In 1936, soon after Berg’s death, Schoenberg wrote about Op 3 that 'obviously Alban, who had occupied himself extraordinarily intensively with contemporary music, with Mahler, Strauss, perhaps even Debussy, whose music I did not know, but certainly with my music—it is sure that Alban had a burning desire to express himself no longer in classical forms, harmonies, and melodic forms and their proper schemata of accompaniment, but in a manner in accordance with the times and wth his own personality which had been developing in the meantime … One thing is sure: his string quartet (opus 3) surprised me in the most unbelievable way by the fulness and unconstraint of its musical language, the strength and sureness of its presentation, its careful working and significant originality.'

Formally the first of the two movements of Op 3 bears some semblance to that of a traditional sonata form but without any suggestion of the functional harmonies or tonal centres that would usually support such a structure. The second movement has no such formal background and, while it has its own distictive material, is best understood as a development and reworking of material from the first movement—indeed the basis of the whole work is the Schoenbergian concept of ‘developing variation’ in which an idea is constantly modified and varied, giving rise, through compressing or extending, inverting or realigning the material, to new motives and new variants. Thus, for example, the fff theme on viola and cello at bar 5 of movement 2 is based on an inverted and rhythmically changed version of the lyrical theme on first violin at bar 6 of movement 1. The relationship between the two movements gradually become more clear as the second movement progresses until, towards the end, it quotes directly from the opening of the first movement.

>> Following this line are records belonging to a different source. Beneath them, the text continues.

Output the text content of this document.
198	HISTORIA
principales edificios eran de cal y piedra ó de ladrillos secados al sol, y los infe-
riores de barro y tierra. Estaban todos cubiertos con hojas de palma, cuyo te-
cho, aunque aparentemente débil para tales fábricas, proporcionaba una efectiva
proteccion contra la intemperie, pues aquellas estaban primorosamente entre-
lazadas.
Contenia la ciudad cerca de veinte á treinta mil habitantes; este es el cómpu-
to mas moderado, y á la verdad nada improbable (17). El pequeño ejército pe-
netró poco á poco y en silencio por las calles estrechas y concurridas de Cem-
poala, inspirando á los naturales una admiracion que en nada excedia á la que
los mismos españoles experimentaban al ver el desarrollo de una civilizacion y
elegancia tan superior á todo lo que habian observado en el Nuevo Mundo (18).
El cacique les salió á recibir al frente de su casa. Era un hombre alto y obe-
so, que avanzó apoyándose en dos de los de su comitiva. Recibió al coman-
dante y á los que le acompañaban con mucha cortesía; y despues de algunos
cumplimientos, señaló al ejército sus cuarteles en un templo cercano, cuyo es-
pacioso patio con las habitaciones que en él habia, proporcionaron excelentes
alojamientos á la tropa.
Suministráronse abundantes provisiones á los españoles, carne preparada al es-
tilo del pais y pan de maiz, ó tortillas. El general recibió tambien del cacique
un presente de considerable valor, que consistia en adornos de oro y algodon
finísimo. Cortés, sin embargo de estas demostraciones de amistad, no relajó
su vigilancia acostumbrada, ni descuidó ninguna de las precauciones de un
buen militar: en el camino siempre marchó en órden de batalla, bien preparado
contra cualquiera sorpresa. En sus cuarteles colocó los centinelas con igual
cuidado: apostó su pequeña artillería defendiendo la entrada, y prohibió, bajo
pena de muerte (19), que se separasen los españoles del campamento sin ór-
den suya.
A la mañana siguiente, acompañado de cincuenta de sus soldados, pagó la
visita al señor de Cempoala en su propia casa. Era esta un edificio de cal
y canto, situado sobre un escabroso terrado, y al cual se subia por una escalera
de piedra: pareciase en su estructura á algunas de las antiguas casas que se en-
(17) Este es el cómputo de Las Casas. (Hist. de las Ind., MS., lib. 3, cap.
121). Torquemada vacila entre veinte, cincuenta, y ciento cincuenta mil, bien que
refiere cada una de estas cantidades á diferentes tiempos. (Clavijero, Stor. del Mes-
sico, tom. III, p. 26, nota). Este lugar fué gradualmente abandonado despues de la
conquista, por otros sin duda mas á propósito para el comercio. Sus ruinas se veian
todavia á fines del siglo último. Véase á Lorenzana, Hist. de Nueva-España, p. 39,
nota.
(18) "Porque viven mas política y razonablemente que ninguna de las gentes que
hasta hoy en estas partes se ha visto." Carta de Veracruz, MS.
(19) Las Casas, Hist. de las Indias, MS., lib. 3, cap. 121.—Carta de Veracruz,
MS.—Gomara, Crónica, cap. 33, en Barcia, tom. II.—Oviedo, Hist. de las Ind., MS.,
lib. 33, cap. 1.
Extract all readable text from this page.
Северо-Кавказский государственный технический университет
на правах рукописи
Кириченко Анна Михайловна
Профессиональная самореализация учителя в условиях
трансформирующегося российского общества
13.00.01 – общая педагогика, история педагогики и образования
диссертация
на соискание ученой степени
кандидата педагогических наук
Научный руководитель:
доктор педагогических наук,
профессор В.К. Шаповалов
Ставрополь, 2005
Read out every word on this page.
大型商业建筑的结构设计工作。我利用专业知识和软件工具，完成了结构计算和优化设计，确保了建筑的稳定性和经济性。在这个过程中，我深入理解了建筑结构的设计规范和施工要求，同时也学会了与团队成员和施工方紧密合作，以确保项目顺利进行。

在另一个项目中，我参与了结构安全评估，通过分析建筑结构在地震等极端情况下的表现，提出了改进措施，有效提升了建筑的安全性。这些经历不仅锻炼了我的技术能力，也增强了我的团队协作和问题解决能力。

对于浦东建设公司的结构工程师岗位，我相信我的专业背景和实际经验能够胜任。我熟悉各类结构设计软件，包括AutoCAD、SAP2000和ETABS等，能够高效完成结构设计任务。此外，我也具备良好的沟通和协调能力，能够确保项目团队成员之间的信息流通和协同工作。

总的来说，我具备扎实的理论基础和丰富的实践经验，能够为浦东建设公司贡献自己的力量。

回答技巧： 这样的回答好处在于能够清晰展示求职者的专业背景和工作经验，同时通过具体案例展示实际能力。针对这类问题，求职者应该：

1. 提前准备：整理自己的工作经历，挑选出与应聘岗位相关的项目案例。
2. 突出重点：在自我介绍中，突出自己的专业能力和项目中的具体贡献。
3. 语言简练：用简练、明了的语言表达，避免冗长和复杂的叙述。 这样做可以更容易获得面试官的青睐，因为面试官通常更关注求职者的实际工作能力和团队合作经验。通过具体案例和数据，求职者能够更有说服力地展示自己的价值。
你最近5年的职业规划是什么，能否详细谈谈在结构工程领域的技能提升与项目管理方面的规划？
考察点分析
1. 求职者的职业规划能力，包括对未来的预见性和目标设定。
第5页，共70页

Berg was a moderately good pianist when playing piano duets, describing himself as the 'last of the great four-hand players'. He was not a string player but one notable feature of the score of Op 3 is the detailed technical instructions as to exactly how it was to be played. Thus we have not only directions that a passage should be played on the bridge, as harmonics on the bridge, played on the finger board, struck or played with the wood of the bow, spring Bogen, with a dense or light tremolo and so on, but also stipulations about which of the strings a figure should be played on. The whole work thus also acts as a demonstration of the colouristic possibilities of the medium. Op 3 received its premiere in Vienna in April 1911 but it was not until its performance by the Havemann Quartet at the ISCM Festival in Salzburg in 1923, almost a year after the publication of the piano score of Wozzeck, that it received a warm reception; 18 months earlier, by April 1922, the work, which had been had been published at the end of 1920, had sold only 10 copies of the score and 10 sets of parts. The premiere of Wozzeck in Berlin in December 1925, just over two years after the Salzburg performance of Op 3, would of course establish Berg as a major figure.